Luigi Bonaventura a eu deux vies : celle d’un puissant chef de clan de la ’Ndrangheta, la mafia calabraise, puis à partir de 2007, celle d’un collaborateur de justice qui lutte contre le crime organisé. Il dénonce haut et fort l’endoctrinement des enfants au sein des familles mafieuses.
(...) Les pieds d’une vieille chaise en bois raclent le sol de la terrasse, Luigi Bonaventura s’installe. Dix-huit ans après être sorti des rangs de la ’Ndrangheta, la mafia calabraise, l’ancien chef de clan, aujourd’hui repenti, reste toujours sur ses gardes.
La rencontre a lieu dans une localité dont le nom est tu par mesure de sécurité. (...)
« La ’Ndrangheta, tu en hérites, explique le repenti. La vraie force des mafias, c’est cette continuité d’une génération à l’autre. Il ne faut pas se limiter aux arrestations ou à la confiscation des biens, il faut, sans violence, soustraire des hommes aux mafias. »

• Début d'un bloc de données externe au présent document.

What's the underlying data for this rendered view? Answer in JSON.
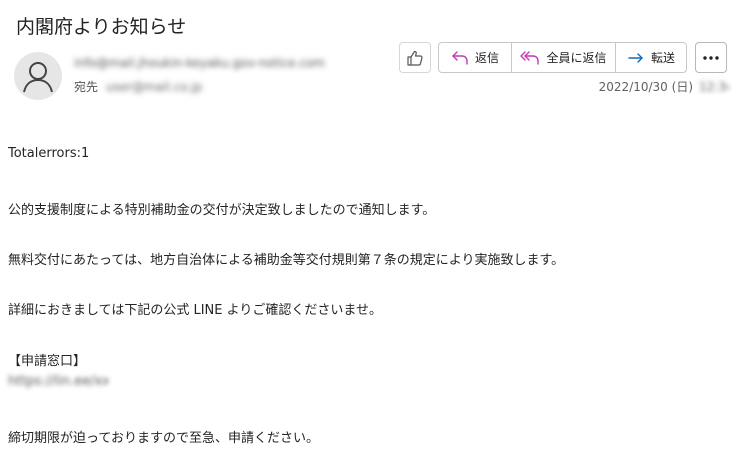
{
  "email": {
    "subject": "内閣府よりお知らせ",
    "sender": "info@mail.jhoukin-keyaku.gov-notice.com",
    "to_label": "宛先",
    "to_value": "user@mail.co.jp",
    "date": "2022/10/30 (日)",
    "time": "12:34"
  },
  "toolbar": {
    "like_icon": "thumbs-up-icon",
    "reply_label": "返信",
    "reply_icon": "reply-arrow-icon",
    "reply_all_label": "全員に返信",
    "reply_all_icon": "reply-all-icon",
    "forward_label": "転送",
    "forward_icon": "forward-arrow-icon",
    "more_icon": "more-dots-icon",
    "accent_color": "#c239b3",
    "forward_color": "#0f6cbd"
  },
  "body": {
    "line1": "Totalerrors:1",
    "line2": "公的支援制度による特別補助金の交付が決定致しましたので通知します。",
    "line3": "無料交付にあたっては、地方自治体による補助金等交付規則第７条の規定により実施致します。",
    "line4": "詳細におきましては下記の公式 LINE よりご確認くださいませ。",
    "line5": "【申請窓口】",
    "line6": "https://lin.ee/xxxx",
    "line7": "締切期限が迫っておりますので至急、申請ください。"
  }
}
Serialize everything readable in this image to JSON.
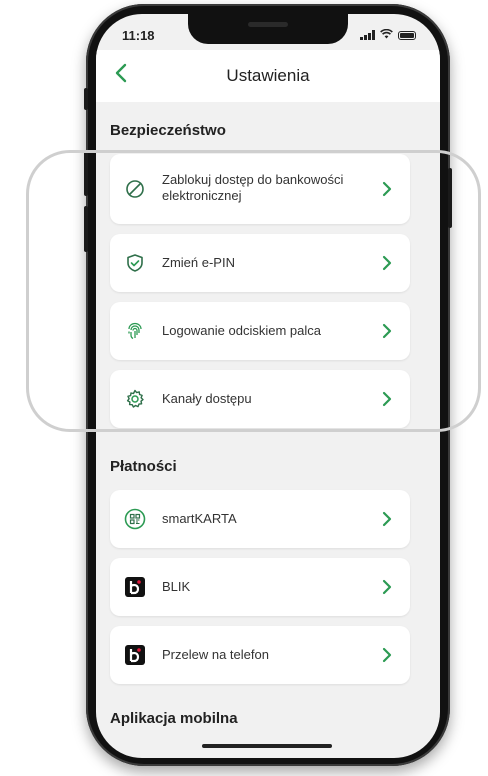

Luigi Bonaventura se définit avant tout comme un « ancien enfant soldat ». « Naître dans une famille ’ndranghetiste, c’est être allaité de sang et de ’Ndrangheta, c’est une promesse, celle d’être un jeune d’honneur pour les garçons et une sœur d’omerta pour les filles », raconte-t-il. La Calabre qui le voit naître en 1971 est une terre de misère. L’Italie mène une guerre silencieuse, celle des années de plomb, au cours desquelles se multiplient assassinats, attentats, enlèvements et demandes de rançon.
Luigi Bonaventura hérite, lui, d’une guerre familiale, une faida, qui oppose sa famille à un autre clan de Crotone, sa ville d’origine, et ne prend fin qu’à la mort du dernier fils de la famille adverse. « J’ai reçu une éducation et un entraînement pour être prêt à tuer et pouvoir clore cette faida au moment le plus opportun », retrace celui qui n’avait même pas encore fêté son deuxième anniversaire lorsque son oncle a été assassiné, au début de cette guerre de clans.
Des armes à feu en guise de jouets (...)
Rapidement, ses mains d’enfant montent et démontent des armes, alignent les munitions de 7,75 millimètres dans le chargeur, dont le métal, lourd et dur, brûle parfois sa peau encore fine et délicate. Dans des étables sommairement aménagées, il s’entraîne à tirer sur des objets. (...)
« C’était un jeu, tout se faisait avec le sourire, poursuit Luigi Bonaventura après avoir pris une gorgée d’eau et interrompu son récit quelques secondes. Mais il y a un chantage moral, tu vis dans l’ombre de ceux qui ont été là avant toi et de ton nom de famille, et si tu ne fais pas mieux qu’eux, tu dois au moins en faire autant pour ne pas les décevoir. » (...)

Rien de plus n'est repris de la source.